If you need money and want to take out a loan, you can go to various places. We discuss the most common lenders here and tell you what the advantages and disadvantages are of the respective type of provider.
Option 1: 'Aunt Agate'
One of the most popular places to turn to for a loan remains 'Aunt Agate'. Obviously, this does not refer to a specific person: a so-called 'Aunt Agate' loan refers to a private loan (not to be confused with a personal loan!) From a family member or a close friend. Almost everyone has, recently or longer ago, borrowed some money from his or her parents. And also uncles, aunts or friends who have a little more to spend are often happy to lend a helping hand to someone they know well in times of need.
The advantage is of course that taking out a loan with friends or family is easy and usually you will not have to pay interest on the loan. A disadvantage, however, is that problems can sometimes arise. When you cannot pay back the money on time, or when the person who lent you the money suddenly needs extra money and wants the money back.
You can prevent the personal relationship from being under pressure by, for example, putting a few things on paper, by sticking to small loan amounts or by forgoing it entirely and still going to a commercial lender .
Option 2: The bank
Outside of your own family and circle of friends, the best-known lender is still the bank. Although many banks have not been so generous with lending out since the crisis, most people still go here first when they want to take out a loan for a renovation or the purchase of something valuable or when they are looking for a suitable mortgage.
The advantage of borrowing from your bank is that you can keep your finances in one place. That is clear and you may have a familiar feeling about your own bank. For example, banks are not in the news like some providers of payday loans and when you have complaints, you can relatively easily denounce the situation. There is a lot of know-how at a bank and you get extensive information.

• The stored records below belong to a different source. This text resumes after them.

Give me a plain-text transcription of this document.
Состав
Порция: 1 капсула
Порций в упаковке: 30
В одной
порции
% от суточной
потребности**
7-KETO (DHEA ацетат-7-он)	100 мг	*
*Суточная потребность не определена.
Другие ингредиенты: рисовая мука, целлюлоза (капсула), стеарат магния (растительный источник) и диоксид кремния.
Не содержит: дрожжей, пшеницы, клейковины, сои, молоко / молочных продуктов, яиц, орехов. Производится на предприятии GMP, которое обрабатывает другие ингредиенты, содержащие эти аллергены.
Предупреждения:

A disadvantage of banks is that they are therefore less likely to approve a loan application than in the past. They will also want a lot of information on your part before making a decision and there is a chance that you can borrow a smaller amount than you want or that your application may even be rejected.
Option 3: Other lenders / private lenders
If you cannot or do not want to take out a loan from your family or the bank, there are numerous other lenders that you can turn to. These are usually private and specialized loan providers who derive their income from, among other things, the interest and borrowing costs that people pay on their loans.
There are lenders that you can only go to for small loan amounts up to a few hundred US dollars, but there are also providers that you can go to up to a few tons, depending on your ability to pay the loan.
The advantage of this enormous offer is that you can almost always get a loan somewhere, even if you have received zero filings at the bank. A disadvantage is that sometimes, especially with mini-loans or loans where no income check or BKR check is carried out, there can be higher interest rates or unfavorable loan conditions.
Now there are a lot of ghost stories about loan sharks, but you can rule out the risks by doing thorough research into the lender you have in mind. Search for experiences of other borrowers on the internet, check consumer websites for information, inquire about permits and check with an umbrella organization.